Pertes, frustrations, angoisses, deuils : tout être humain y est confronté. Mais pourquoi la souffrance est-elle si indissociable de la condition humaine ? Est-elle une simple malchance, ou bien un élément structurant de l’existence ? La psychanalyse, de Freud à Lacan, nous invite à y voir non pas une fatalité à subir, mais un réel incontournable avec lequel chaque sujet doit composer. Allez, c’est parti…
La promesse d’un bonheur sans douleur relève donc d’une illusion. Le désir humain, par essence, se heurte à la frustration, et c’est dans cet écart entre attente et réalité que s’ouvre le champ de la souffrance.
Dès la naissance, l’enfant expérimente cette réalité : séparé du corps maternel, dépendant d’autrui pour survivre. Cette première expérience d’arrachement laisse une empreinte de faille, jamais comblée. Le langage vient ensuite redoubler cette division : nommer, c’est déjà perdre la chose. Les mots désignent l’objet, mais ne l’offrent jamais. La souffrance se loge précisément dans cette impossibilité de retrouver l’unité perdue.
Lacan parle ici de manque-à-être : l’idée que nous sommes structurés par une béance irréductible.
Ce n’est pas que les objets du monde nous déçoivent parce qu’ils sont imparfaits, mais parce qu’ils ne peuvent jamais combler l’attente infinie qui les habite. Le désir s’attache toujours à ce qui échappe, et c’est dans cet écart que la souffrance surgit.

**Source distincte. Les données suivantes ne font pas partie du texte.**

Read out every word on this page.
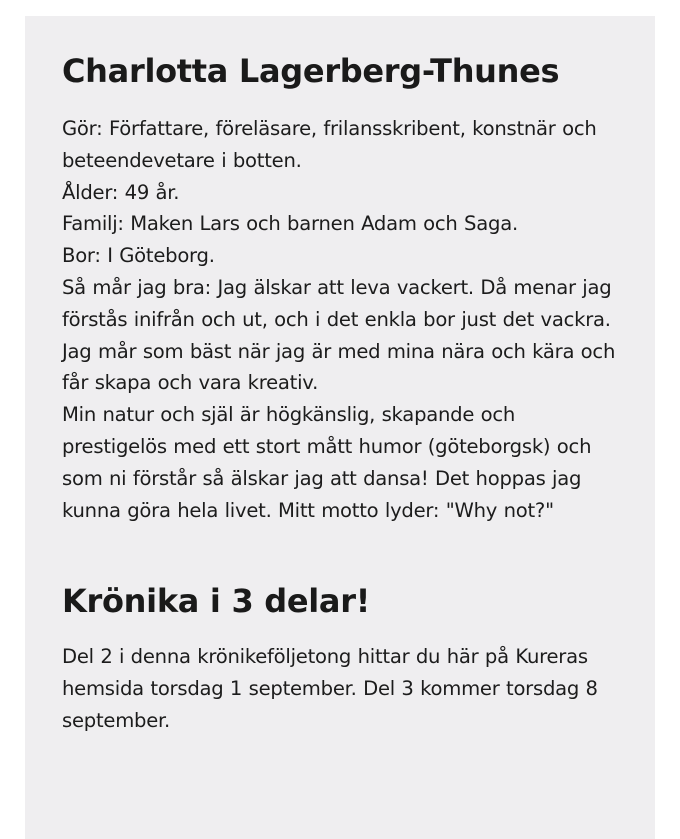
Charlotta Lagerberg-Thunes

Gör: Författare, föreläsare, frilansskribent, konstnär och beteendevetare i botten.

Ålder: 49 år.

Familj: Maken Lars och barnen Adam och Saga.

Bor: I Göteborg.

Så mår jag bra: Jag älskar att leva vackert. Då menar jag förstås inifrån och ut, och i det enkla bor just det vackra. Jag mår som bäst när jag är med mina nära och kära och får skapa och vara kreativ.

Min natur och själ är högkänslig, skapande och prestigelös med ett stort mått humor (göteborgsk) och som ni förstår så älskar jag att dansa! Det hoppas jag kunna göra hela livet. Mitt motto lyder: "Why not?"

Krönika i 3 delar!

Del 2 i denna krönikeföljetong hittar du här på Kureras hemsida torsdag 1 september. Del 3 kommer torsdag 8 september.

Les penseurs existentialistes ont retrouvé cette vérité sous d’autres formes. Jean-Paul Sartre, par exemple, affirme que l’homme est “condamné à être libre” : livré à des choix incessants sans jamais trouver de fondement ultime, il est travaillé par une angoisse constitutive.
La liberté, loin d’être pure jouissance, est aussi une source de souffrance.
Dans la lignée, Ludwig Binswanger, figure de la Daseinsanalyse, a montré que la souffrance n’est pas réductible à un symptôme médical mais qu’elle exprime une manière d’“être-au-monde” entravée, un rapport altéré à la temporalité, à l’espace, aux autres. La douleur psychique devient alors un témoignage de ce rapport au monde toujours fragile.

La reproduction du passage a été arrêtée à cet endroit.